How could Syria or Jordan (now the Palestinians) possibly accept different terms from Israel from those offered to Egypt?

Rather than waiting for the right time to negotiate a final peace with all the Arab countries, so that the Arab parties could weigh their success or lack of success against each other, the “Egypt only” deal set the benchmark.

For any sitting Syrian or Palestinian regime, accepting anything less than 100% of the pre ’67 territory (allowing for minor border adjustments) will be unacceptable.

And the deal with Egypt was destined to bind the international community, sooner or later, to pressure Israel into making the same deal with the other regimes that it made with Egypt—notwithstanding any perceived differences (from the Israeli point of view) in circumstances.

I am mindful that Menachem Begin had at his disposal more pertinent information than I do today, and hindsight isn’t a fair standard by which to judge any decision.

So I wonder…

I wonder if his motivation for a separate deal with Egypt was the thought that there wouldn’t be a western front should there be another war with other Arab regimes.

I wonder if he thought the deal he made would help him reestablish a Jewish presence in the West Bank (Judea and Samaria).

I wonder if Jimmy Carter exerted so much pressure on him—i.e., take the deal or we will cut Israel off—that the Prime Minister felt he had no choice but to take the deal, or risk Israel’s survival.

He must have weighed many factors before agreeing, knowingly or unknowingly, to paint Israel into a future negotiating corner.

Still, I think it was a wrong decision.

In my eyes, Menachem Begin does not stand alone in this negotiating failure. And maybe he was left with no alternative.

Jimmy Carter, the President whose failed foreign policy eased the way for the Ayatollahs to come to power in Iran, must share in the blame for the current troubles.

The former President takes credit, and credit is given from many quarters, for his “achievement” at Camp David.
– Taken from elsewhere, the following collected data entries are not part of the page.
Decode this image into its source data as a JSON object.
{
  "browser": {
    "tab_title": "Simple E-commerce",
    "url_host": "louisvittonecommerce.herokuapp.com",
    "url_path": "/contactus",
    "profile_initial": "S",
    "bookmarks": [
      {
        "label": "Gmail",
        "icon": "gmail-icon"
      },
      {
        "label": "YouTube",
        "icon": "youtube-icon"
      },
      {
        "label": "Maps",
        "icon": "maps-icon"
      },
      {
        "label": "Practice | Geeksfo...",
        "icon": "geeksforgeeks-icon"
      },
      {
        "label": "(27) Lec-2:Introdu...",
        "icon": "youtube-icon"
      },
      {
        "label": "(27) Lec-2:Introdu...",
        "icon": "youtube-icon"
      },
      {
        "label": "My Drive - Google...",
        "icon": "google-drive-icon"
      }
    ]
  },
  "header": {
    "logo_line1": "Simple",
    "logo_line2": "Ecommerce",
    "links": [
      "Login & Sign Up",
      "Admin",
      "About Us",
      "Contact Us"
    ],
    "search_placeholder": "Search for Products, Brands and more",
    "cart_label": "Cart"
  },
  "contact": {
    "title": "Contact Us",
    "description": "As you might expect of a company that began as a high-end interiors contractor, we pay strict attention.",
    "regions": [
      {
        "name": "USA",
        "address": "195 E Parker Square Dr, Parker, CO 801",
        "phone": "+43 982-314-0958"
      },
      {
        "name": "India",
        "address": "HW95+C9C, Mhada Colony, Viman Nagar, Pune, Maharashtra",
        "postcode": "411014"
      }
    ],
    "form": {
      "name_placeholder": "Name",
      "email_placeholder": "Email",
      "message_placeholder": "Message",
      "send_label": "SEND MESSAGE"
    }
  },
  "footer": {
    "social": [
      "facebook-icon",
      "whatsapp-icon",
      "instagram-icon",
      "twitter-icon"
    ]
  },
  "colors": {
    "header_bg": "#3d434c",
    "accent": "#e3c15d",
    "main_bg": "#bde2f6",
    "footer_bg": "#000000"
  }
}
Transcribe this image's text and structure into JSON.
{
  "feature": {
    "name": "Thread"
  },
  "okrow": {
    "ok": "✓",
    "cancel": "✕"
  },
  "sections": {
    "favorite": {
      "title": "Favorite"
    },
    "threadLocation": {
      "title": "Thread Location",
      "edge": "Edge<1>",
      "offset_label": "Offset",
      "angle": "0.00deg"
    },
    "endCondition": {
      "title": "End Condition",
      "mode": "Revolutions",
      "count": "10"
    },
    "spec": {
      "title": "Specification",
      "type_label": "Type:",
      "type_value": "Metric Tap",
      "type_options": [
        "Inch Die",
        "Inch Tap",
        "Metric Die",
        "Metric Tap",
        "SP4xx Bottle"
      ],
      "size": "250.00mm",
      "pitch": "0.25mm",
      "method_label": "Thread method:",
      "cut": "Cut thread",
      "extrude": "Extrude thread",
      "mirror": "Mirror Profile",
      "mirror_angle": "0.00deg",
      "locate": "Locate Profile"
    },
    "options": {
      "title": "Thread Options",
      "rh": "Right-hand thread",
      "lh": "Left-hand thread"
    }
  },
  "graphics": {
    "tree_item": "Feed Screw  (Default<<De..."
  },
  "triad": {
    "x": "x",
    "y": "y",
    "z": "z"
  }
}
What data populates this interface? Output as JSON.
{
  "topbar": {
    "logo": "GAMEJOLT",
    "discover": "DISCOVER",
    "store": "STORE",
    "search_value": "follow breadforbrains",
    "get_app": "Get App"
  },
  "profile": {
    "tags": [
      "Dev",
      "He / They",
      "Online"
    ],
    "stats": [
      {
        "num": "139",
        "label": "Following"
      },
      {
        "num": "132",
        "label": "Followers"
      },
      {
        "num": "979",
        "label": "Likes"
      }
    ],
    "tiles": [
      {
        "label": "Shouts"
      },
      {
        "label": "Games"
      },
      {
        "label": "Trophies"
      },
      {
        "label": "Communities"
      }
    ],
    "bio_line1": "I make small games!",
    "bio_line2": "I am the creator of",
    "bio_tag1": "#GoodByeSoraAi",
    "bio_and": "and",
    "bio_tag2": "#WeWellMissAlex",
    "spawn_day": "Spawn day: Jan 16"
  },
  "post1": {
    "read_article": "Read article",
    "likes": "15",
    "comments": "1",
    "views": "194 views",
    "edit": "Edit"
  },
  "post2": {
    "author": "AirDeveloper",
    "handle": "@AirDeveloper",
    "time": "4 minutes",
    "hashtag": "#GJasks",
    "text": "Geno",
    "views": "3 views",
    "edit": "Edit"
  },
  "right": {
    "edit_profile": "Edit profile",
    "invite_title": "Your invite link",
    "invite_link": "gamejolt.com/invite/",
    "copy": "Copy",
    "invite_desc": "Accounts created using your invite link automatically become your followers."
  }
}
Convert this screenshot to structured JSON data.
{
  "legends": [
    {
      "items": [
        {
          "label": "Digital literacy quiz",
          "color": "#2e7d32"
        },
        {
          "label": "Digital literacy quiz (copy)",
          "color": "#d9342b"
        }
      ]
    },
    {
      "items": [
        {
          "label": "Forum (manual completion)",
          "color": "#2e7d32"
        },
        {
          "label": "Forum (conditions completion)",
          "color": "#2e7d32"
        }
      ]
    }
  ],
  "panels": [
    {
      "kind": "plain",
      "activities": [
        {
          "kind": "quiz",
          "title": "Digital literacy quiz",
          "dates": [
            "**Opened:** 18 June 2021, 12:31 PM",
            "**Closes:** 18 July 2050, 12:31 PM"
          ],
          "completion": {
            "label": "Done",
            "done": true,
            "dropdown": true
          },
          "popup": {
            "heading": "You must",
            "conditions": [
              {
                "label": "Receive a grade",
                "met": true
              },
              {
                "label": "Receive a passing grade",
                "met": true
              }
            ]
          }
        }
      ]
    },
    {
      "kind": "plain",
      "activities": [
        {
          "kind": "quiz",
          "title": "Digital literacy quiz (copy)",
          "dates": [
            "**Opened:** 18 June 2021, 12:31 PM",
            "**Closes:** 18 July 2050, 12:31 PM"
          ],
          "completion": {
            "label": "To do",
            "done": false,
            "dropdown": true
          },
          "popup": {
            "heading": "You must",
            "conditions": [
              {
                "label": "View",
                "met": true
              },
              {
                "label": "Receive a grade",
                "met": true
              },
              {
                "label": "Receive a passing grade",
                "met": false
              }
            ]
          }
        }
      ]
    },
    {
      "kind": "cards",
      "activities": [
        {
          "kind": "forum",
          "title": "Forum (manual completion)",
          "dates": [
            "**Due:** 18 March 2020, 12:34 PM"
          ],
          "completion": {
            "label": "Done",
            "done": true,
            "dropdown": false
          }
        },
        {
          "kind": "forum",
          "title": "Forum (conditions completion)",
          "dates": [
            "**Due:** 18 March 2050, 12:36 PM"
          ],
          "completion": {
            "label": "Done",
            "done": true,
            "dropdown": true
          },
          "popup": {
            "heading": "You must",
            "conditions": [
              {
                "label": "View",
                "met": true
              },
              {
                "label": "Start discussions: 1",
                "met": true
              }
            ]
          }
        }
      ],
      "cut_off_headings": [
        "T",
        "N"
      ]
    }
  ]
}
I think history will take the credit away for this failed policy. A partial solution that in all practicality prevents a workable full solution is no solution at all.

Now that all leaders in the Middle-East are boxed in by the Camp David Accords, the international community is forced to deal only with the part of the negotiation that remains “unsolved.”

And what to do? Conventional wisdom dictates that the only solution is to split Israel and the territories between Israelis and Palestinians.

But if there cannot be a viable Israel and a viable Palestine within the borders of Israel and the territories, how will forcing this solution on the parties, serve anyone in the long term?

If the “only solution” cannot work, there can only be trouble ahead.

That is why it is imperative to persuade international leaders to explore new ways of looking at the situation.

If Israel is to be viable in the long-term, if the Palestinians are to be allowed to escape from their current plight, the deal that puts to rest the Arab/Muslim-Israeli conflict must involve more than negotiating concessions from the Palestinians, Syrians or Israelis.